O Spotify retirou aproximadamente 500 mil reproduções da música "Earrings", do cantor Malcolm Todd, depois de detectar que parte desses plays havia sido gerada de forma artificial. A decisão veio após a empresa identificar indícios de manipulação conectados a apostas realizadas na plataforma de previsões Kalshi.
Como o caso veio à tona
No último domingo, a canção registrou um salto de 70% em sua audiência no Spotify em apenas 24 horas, o que a levou ao topo da parada de streaming dos Estados Unidos. O crescimento repentino chamou a atenção da plataforma, que abriu uma apuração interna. Com o ajuste, a faixa caiu para a nona posição no ranking norte-americano.
Em comunicado enviado a veículos de imprensa dos EUA, um porta-voz do Spotify afirmou que as reproduções retiradas não partiram de ouvintes reais. "Todos os serviços de streaming enfrentam a manipulação de reproduções, um fenômeno em constante evolução. O Spotify conta com práticas de detecção e mitigação de primeira linha para reproduções manipuladas, e não efetuamos o pagamento de royalties associados a elas", declarou o representante. A empresa também disse não haver indícios de envolvimento do artista na suposta fraude.
O que são os mercados de previsão
Ao contrário de casas de apostas tradicionais, os mercados preditivos funcionam com base na compra e na venda de contratos vinculados a eventos do mundo real. Em plataformas como Kalshi e Polymarket, os usuários apostam se determinado acontecimento vai ou não se concretizar, abrangendo desde eleições e conflitos armados até indicadores econômicos, partidas de futebol e finais de reality shows. Quem acerta o resultado recebe um retorno financeiro; quem erra perde o valor aplicado no contrato.
No episódio em questão, a aposta registrada na Kalshi previa que "Earrings" alcançaria o primeiro lugar entre as faixas mais ouvidas no Spotify dos EUA dentro de um prazo específico. Depois da descoberta da manipulação, a Kalshi informou que está em contato com o serviço de streaming e apura o caso. Um representante da empresa disse à CBS News que a plataforma está investigando o que aconteceu.
Integridade desses mercados em xeque
O caso reacendeu a discussão em torno da integridade dos mercados preditivos. Críticos sostienen que pessoas com acesso a informações sigilosas ou com poder de influenciar determinados resultados podem se beneficiar financeiramente nesses ambientes, o que levanta preocupações sobre o uso de informação privilegiada.
Em janeiro, um episódio semelhante envolvendo a Polymarket já havia chamado a atenção do público. Na ocasião, uma aposta feita em momento considerado suspeito rendeu cerca de US$ 400 mil (aproximadamente R$ 2 milhões) a um soldado das forças especiais dos EUA que participou da operação responsável pela captura do presidente da Venezuela, Nicolás Maduro. O militar se declarou inocente em um processo que o acusa de ter utilizado dados sigilosos para realizar a aposta.
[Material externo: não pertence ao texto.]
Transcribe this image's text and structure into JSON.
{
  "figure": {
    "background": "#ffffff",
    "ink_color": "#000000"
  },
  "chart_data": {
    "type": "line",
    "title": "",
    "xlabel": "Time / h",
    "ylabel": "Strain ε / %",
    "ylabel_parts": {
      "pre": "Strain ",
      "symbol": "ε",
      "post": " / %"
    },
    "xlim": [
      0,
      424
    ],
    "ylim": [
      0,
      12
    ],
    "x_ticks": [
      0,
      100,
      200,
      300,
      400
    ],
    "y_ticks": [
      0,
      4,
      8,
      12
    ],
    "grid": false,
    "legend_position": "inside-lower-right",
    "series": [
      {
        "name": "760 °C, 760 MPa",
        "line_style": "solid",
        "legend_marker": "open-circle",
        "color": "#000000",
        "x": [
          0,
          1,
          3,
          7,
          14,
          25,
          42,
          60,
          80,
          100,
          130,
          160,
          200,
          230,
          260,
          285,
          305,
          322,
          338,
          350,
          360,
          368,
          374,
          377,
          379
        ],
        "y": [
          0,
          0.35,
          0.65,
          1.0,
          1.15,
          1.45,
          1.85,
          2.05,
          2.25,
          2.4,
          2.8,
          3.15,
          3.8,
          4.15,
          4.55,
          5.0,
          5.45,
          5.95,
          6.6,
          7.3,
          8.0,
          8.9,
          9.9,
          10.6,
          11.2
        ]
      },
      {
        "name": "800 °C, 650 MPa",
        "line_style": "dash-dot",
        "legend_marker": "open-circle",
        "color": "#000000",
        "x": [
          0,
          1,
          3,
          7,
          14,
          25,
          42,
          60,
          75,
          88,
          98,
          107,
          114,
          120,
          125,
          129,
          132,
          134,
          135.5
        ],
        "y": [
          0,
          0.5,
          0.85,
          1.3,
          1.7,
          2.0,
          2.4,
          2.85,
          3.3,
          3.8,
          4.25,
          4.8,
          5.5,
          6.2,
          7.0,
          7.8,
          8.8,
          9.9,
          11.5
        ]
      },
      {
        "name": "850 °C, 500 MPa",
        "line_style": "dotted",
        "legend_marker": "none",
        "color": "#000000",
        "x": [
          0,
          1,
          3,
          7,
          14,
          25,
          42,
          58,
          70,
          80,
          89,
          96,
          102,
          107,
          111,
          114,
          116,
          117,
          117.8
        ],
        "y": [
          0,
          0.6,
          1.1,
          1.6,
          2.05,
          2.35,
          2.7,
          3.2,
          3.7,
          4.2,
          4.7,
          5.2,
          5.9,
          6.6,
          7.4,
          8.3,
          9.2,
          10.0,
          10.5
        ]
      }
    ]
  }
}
Regulação nos EUA e no Brasil
Nos Estados Unidos, a supervisão desses mercados cabe à CFTC (Commodity Futures Trading Commission, ou Comissão de Negociação de Futuros de Commodities), agência federal responsável por regular o setor e que já autorizou a captação de bilhões de dólares em investimentos por essas plataformas.
No Brasil, Kalshi e Polymarket enfrentam restrições. Em abril, o governo federal anunciou medidas para impedir a oferta de mercados preditivos baseados em eventos que não sejam de natureza econômico-financeira e solicitou o bloqueio de sites do segmento. A regra, aprovada pelo CMN (Conselho Monetário Nacional), estabeleceu que contratos derivativos só podem ter como referência variáveis dessa natureza, proibindo apostas em resultados de eleições, guerras e entretenimento.
Uma das fundadoras da Kalshi, a brasileira Luana Lopes Lara, de 29 anos, se manifestou contra as restrições impostas no país. Em entrevista à Folha de S.Paulo, ela afirmou que o governo brasileiro ainda não compreendeu o funcionamento do setor. "A Kalshi não ganha dinheiro quando as pessoas perdem - essa é uma diferença muito grande. Em um cassino ou casa de apostas, o lucro vem do prejuízo dos participantes. Nós operamos como um mercado de ações. Queremos que os usuários ganhem, evoluam e operem mais", declarou.